5. Weight Management: Due to its high fiber content and lower glycemic index, whole-wheat pasta can aid in weight management. It promotes satiety, reducing the likelihood of overeating and helping control calorie intake. Additionally, the fiber in whole-wheat pasta slows down digestion, keeping you feeling fuller for longer.
While whole-wheat pasta offers numerous nutritional benefits, there are a few considerations to keep in mind:
1. Gluten Sensitivity: Whole-wheat pasta contains gluten, a protein found in wheat, barley, and rye. Individuals with gluten sensitivity, celiac disease, or wheat allergies should avoid whole-wheat pasta or opt for gluten-free alternatives.

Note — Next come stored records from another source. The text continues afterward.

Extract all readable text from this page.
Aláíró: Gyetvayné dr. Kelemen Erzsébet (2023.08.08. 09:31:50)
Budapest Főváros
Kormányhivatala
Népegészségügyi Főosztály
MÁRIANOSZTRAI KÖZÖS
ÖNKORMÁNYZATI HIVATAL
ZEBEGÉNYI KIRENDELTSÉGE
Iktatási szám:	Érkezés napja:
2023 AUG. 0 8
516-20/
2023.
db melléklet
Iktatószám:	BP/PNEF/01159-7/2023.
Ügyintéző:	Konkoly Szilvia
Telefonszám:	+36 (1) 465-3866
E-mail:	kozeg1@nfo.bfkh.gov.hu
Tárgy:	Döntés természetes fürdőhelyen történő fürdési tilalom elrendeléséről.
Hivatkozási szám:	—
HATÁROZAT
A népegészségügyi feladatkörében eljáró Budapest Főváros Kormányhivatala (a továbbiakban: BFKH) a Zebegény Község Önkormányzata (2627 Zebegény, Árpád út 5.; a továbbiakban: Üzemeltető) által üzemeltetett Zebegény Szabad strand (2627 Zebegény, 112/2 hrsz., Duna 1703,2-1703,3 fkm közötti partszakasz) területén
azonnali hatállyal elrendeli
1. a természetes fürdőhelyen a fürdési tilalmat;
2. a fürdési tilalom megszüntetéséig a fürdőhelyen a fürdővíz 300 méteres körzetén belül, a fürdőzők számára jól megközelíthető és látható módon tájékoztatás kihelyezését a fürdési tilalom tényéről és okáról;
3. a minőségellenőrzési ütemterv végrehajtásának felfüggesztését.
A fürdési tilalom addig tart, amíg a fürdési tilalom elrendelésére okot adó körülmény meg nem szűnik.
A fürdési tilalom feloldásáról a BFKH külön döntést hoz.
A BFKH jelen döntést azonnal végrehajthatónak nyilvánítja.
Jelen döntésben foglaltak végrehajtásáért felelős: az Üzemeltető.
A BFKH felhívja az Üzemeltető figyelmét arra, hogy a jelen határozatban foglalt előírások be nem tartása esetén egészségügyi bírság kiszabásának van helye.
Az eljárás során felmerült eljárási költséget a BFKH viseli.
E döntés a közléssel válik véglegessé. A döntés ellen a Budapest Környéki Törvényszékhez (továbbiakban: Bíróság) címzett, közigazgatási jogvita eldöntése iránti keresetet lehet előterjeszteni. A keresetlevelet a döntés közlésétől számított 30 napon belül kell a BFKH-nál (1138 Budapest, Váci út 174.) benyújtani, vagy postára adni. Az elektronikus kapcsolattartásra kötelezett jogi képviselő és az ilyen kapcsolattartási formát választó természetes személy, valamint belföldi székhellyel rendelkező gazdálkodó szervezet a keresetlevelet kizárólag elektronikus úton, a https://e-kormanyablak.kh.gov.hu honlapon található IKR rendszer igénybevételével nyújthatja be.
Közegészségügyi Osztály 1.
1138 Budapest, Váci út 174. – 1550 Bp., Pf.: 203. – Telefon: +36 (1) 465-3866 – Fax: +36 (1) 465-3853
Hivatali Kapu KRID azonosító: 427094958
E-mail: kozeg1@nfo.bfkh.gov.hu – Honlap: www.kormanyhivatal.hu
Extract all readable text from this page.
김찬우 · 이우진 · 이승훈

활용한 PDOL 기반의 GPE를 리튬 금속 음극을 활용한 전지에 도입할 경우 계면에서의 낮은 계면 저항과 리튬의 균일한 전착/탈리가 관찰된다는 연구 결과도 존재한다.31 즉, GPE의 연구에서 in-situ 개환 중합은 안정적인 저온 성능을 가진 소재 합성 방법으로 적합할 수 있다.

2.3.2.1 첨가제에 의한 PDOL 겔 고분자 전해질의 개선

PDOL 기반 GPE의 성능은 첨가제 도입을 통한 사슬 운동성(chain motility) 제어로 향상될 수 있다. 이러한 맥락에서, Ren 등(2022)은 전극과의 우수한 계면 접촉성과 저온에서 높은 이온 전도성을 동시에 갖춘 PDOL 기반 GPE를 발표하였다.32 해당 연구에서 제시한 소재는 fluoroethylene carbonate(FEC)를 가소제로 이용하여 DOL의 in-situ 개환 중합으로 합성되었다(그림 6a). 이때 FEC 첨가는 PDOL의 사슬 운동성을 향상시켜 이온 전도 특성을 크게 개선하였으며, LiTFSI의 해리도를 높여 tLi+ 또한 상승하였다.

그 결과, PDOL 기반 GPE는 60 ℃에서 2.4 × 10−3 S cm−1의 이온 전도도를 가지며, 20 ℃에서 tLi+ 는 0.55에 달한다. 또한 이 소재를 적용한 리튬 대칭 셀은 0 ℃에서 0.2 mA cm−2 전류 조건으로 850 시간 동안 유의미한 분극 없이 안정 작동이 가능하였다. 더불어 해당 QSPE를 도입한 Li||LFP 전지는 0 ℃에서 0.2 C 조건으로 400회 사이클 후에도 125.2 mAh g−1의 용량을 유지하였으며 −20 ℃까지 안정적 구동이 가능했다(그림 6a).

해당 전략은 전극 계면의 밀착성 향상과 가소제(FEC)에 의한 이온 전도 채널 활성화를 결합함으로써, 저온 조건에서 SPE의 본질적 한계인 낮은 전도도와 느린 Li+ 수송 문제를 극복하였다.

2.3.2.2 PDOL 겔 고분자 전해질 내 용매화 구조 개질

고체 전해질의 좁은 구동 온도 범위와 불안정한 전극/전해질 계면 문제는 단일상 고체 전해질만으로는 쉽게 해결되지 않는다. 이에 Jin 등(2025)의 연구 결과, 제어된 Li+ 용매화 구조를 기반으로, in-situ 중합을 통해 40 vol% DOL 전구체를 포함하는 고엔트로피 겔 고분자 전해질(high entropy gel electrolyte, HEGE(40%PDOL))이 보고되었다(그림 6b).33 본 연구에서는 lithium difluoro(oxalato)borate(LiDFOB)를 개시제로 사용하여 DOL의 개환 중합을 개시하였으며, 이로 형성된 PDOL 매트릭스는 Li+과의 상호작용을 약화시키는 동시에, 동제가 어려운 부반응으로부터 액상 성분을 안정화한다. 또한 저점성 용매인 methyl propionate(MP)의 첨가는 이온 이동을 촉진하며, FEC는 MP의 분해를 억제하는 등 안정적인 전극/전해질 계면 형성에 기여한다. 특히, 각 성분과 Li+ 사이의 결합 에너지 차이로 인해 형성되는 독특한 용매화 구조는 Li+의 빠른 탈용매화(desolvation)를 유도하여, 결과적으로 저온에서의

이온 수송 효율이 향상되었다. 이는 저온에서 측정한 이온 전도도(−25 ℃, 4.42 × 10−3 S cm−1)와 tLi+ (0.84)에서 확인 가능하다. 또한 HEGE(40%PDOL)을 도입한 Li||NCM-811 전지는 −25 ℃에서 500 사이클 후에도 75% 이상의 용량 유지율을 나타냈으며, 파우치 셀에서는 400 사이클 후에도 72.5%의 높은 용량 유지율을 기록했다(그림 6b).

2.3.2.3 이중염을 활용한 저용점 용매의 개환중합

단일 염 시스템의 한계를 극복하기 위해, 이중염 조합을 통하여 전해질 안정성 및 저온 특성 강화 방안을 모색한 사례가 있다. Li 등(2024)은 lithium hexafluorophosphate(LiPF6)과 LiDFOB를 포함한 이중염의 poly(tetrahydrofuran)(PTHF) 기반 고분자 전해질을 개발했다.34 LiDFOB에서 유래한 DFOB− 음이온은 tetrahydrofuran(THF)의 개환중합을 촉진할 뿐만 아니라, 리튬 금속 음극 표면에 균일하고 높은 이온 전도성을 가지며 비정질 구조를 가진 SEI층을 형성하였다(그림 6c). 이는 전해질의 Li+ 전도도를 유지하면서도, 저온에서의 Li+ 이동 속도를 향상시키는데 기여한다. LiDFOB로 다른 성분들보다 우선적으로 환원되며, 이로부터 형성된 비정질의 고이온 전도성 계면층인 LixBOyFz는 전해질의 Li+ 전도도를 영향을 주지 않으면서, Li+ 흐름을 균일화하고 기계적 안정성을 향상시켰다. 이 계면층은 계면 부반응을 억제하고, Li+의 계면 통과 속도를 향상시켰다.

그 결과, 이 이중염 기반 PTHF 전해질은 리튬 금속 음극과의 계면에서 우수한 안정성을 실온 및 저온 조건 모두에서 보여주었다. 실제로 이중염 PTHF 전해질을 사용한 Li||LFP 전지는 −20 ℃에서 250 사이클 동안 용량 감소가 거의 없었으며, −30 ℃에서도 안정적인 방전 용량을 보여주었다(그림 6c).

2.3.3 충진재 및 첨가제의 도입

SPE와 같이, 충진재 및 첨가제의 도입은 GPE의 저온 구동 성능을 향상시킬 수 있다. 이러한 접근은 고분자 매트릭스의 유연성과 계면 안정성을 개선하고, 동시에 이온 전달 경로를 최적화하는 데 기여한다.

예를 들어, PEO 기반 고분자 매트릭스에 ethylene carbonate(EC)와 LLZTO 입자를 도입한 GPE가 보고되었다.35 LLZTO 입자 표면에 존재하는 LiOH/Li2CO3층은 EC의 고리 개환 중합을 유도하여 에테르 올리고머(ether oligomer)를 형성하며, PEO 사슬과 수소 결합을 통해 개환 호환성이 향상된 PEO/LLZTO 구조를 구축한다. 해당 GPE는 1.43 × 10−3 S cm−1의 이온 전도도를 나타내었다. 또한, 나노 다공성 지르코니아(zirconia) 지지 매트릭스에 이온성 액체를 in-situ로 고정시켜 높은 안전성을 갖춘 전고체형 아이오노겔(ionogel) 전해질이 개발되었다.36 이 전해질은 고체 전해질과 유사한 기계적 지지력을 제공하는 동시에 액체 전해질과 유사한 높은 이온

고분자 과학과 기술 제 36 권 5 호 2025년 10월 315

2. Portion Control: Although whole-wheat pasta is a healthier choice, portion control is still important. It is easy to consume excessive calories if large portions are consumed. Be mindful of serving sizes and balance your pasta with plenty of vegetables and lean protein to create a well-rounded meal.
3. Added Sauces and Toppings: The nutritional benefits of whole-wheat pasta can be compromised by high-calorie sauces and toppings. Creamy sauces, heavy cheeses, and processed meats can significantly increase the calorie and fat content of your meal. Opt for lighter, homemade sauces with fresh ingredients to maintain the health benefits of whole-wheat pasta.
In conclusion, whole-wheat pasta is a nutritious choice due to its high fiber content, complex carbohydrates, and essential nutrients. It provides sustained energy, aids in digestion, and may contribute to weight management. However, individuals with gluten sensitivity should avoid it, and portion control and mindful toppings are essential for maintaining the health benefits. Incorporating whole-wheat pasta into a balanced diet can be a delicious and nutritious addition.